Over the years, Curtis Graham has been very influential in helping individuals with behavior issues transition back into the community. Of those individuals who have come to the center over the past year, already one has successfully returned to the community and several others are approaching this important milestone.  His ability to successfully implement the plan of care developed for these individuals has been crucial to this transition. In addition, his willingness to go the extra mile when working with the home in the community during this transition has helped to increase these successful placements.  Not only does he travel with the individual who is being placed into a new home, Curtis sometimes remains at the home for days to help ease the transition for that individual. He has willingly and unselfishly dedicated the extra hours needed to ensure the success of the plan of care for these individuals. 

Curtis Graham is respected by all:  his peers, management, and most importantly by the developmental disabled individuals who live at O’Berry Center.  We have one dual diagnosed individual who is insistent that his mentoring and guidance be provided by Curtis over other talented Health Care Technicians assigned to the area.  Curtis is an employee who is always supportive of the team decisions and eager to provide input to ensure a successful plan of care.  His level of skill and quality of service are known throughout the campus.  Curtis is routinely called upon by other clusters when help is needed on behavior intervention.  His intervention is always received as non-threatening by individuals who live at O’Berry.  Many times he can intervene in a behavior situation without having to use more restrictive interventions that technicians are taught to use in the North Carolina Intervention (NCI) training. 

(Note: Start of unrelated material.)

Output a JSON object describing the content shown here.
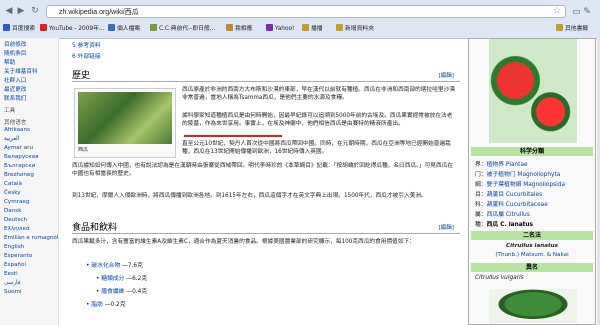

Curtis also serves as an excellent role model and mentor to newly hired Health Care Technicians.  New employees thrive under his guidance, effectively acclimating to the home, its individuals, and O’Berry Center.  On days when he is shift leader, the home always operates like a group home supervisor was present. 

Curtis Graham’s outstanding contributions to the advancement of service offered to individuals who live O’Berry Center reflect a credit to him, the Center, and the State of North Carolina.  His level of excellence, his continual unselfish devotion to duty, and his extraordinary level of commitment to the developmentally disabled individuals who live at O’Berry Center build upon the high principles we strive to maintain at O’Berry, DHHS, and within the State of North Carolina.